Le grand public découvre la Morris Minor lors du premier salon automobile britannique d'après-guerre, qui se tient en 1948 à Earls Court. Ses formes rondes, avec des ailes séparées, contrastent avec le style" razord edge " très en vogue à l'époque. Issigonis n'a pas osé le style ponton, lancé par Détroit, et que les britanniques peinent encore à interpréter correctement sans tomber dans le ridicule.

La Minor est dotée de l'ancien moteur de la Eight, mais opte pour une construction monocoque, une direction à crémaillère, une suspension à barre de torsion. Elle bénéficie d’un tout nouveau dessin, qui rappelle le style rondouillard des Renault 4 CV et Volkswagen Coccinelle. La Minor va connaître le premier gros succès de l'industrie automobile d'après-guerre. Au cours de sa longue carrière, qui va se prolonger jusqu’en 1971, il s’en vendra 1 368 291 exemplaires. Sa production est réalisée sur le site d’Oxford, mais également en Australie et en Nouvelle-Zélande.

Durant l’automne 1951, on apprend que des négociations ont débuté entre la direction d’Austin et celle de Nuffield, en vue de la création d’un groupe issu de la fusion des deux constructeurs. Le groupe BMC (British Motor Corporation) voit ainsi le jour au début de l’année 1952. Il regroupe les marques Austin, Morris, MG, Riley, Wolseley, et représente alors 39 % de la production automobile britannique. L’objectif de ce groupe est de concentrer l’industrie britannique trop éparpillée en une multitude de marques, afin de lutter contre les grands groupes internationaux, principalement américains.

Dès lors, une première phase de rationalisation a lieu au sein du jeune groupe BMC. La Morris Minor abandonne son vieux 918 cm3 pour adopter dès 1952 le moteur Austin de 803 cm3 plus moderne et plus puissant - 30 ch - qui équipe l'Austin A30. Sa vitesse maximale passe de 95 km/h à 100 km/h. Par la même occasion, la Minor voit sa face avant redessinée, avec une nouvelle calandre et des phares placés plus haut.

La Morris Minor par son style se trouve dans la la mouvance des Renault 4CV et Volkswagen Coccinelle. Ce modèle connaît un énorme succès commercial puisqu’il s’en vend plus de 1,35 million d’exemplaires jusqu’en 1971. Ici une version restylée avec ses phares en hauteur.

Le groupe BMC est à ses débuts dirigé par Lord Nuffield (William Morris). Il est remplacé fin 1952 par Léonard Lord, qui est depuis 1946 le patron d’Austin. Herbert Austin, le fondateur de la marque Austin, est en effet décédé en 1941. Le siège social du groupe est situé à Longbridge, près de Birmingham, lieu historique de l’implantation de l’usine Austin, ce qui laisse penser que c’est bien Austin qui est dominant dans cette fusion. La fusion entre égaux existe rarement. Dans toute fusion, il y a un dominant et un dominé.

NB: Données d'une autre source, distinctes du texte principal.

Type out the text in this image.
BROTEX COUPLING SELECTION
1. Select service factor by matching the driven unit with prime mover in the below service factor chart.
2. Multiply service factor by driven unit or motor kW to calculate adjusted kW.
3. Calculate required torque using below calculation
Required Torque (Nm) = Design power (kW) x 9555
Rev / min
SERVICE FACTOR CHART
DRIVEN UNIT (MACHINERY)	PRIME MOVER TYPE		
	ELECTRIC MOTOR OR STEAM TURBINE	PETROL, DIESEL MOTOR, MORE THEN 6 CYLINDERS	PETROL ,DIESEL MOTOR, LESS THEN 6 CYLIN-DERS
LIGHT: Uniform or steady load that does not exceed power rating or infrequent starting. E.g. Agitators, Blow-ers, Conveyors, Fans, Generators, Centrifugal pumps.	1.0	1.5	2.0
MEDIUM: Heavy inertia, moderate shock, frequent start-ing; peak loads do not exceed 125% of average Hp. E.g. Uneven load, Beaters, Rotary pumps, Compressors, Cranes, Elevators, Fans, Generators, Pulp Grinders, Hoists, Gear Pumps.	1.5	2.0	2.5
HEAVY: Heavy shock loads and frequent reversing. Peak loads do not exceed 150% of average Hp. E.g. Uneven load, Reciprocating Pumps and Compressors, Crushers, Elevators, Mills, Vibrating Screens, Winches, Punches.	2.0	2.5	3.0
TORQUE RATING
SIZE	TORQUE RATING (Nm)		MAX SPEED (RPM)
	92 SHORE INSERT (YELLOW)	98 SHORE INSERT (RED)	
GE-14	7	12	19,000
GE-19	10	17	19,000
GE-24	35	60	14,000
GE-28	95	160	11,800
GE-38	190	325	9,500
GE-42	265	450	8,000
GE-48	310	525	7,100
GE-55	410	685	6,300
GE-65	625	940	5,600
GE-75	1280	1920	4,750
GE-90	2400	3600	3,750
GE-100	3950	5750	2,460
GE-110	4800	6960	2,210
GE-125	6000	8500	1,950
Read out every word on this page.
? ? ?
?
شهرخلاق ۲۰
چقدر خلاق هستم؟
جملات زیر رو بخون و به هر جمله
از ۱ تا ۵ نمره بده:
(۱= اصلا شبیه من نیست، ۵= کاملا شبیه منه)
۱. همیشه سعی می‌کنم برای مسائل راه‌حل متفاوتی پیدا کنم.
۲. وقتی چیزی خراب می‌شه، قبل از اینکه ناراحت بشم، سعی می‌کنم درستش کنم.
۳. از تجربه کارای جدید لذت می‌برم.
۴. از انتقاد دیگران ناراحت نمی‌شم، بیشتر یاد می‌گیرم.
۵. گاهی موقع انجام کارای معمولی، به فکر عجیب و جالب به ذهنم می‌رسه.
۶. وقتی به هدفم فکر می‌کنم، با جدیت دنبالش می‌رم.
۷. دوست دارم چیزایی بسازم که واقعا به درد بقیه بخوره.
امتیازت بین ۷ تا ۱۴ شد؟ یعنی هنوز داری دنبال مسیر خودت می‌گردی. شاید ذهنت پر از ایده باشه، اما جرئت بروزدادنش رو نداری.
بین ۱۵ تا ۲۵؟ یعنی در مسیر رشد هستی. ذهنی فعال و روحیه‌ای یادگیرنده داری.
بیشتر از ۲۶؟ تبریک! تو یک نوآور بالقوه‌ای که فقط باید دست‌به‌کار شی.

En 1956, la Morris Minor reçoit un nouveau moteur Austin de 948 cm3 de 37 ch, ce qui lui permet désormais de filer à 120 km/h. Cette troisième série de Minor est la plus vendue, avec 544 048 unités écoulées entre 1956 et 1962, contre 269 838 unités pour la deuxième proposée de 1952 à 1956 et 250 962 pour la première vendue de 1948 à 1952. On retrouve ce moteur 948 cm3 sur plusieurs modèles du groupe BMC, comme l’Austin A35, l’Austin A40 Farina, l’Austin Healey Sprite et la MG Midget.

C’est en décembre 1960 que la Minor franchit la barre du million d’exemplaires produits. En 1962, la Minor reçoit le 1 098 cm3 de la nouvelle Morris 1100, et atteint 125 km/h. Cette série baptisée ADO59 s’écoule à 303 443 unités de 1962 à 1971. La version découvrable est la première à disparaître en 1969, puis c'est au tour de la berline en 1970, et enfin du break et de la camionnette en 1971.


 1948 : Morris Oxford


Reprenant le nom d'un modèle Morris fabriqué entre 1913 et 1935, l’Oxford est présentée en octobre 1948 au Salon de Londres, en même temps que la Minor. Il s’agit d’une berline moyenne de 4,20 mètres de long, équipée d’un moteur de 1 476 cm3 qui lui permet d’atteindre 105 km/h. La Morris Oxford reprend la silhouette de la Minor, mais agrandie de 10 % environ. Une version break (Traveller) complète la gamme. La berline Oxford donne naissance à une variante plus luxueuse chez Wolseley appelée 4/50, lancée également en octobre 1948.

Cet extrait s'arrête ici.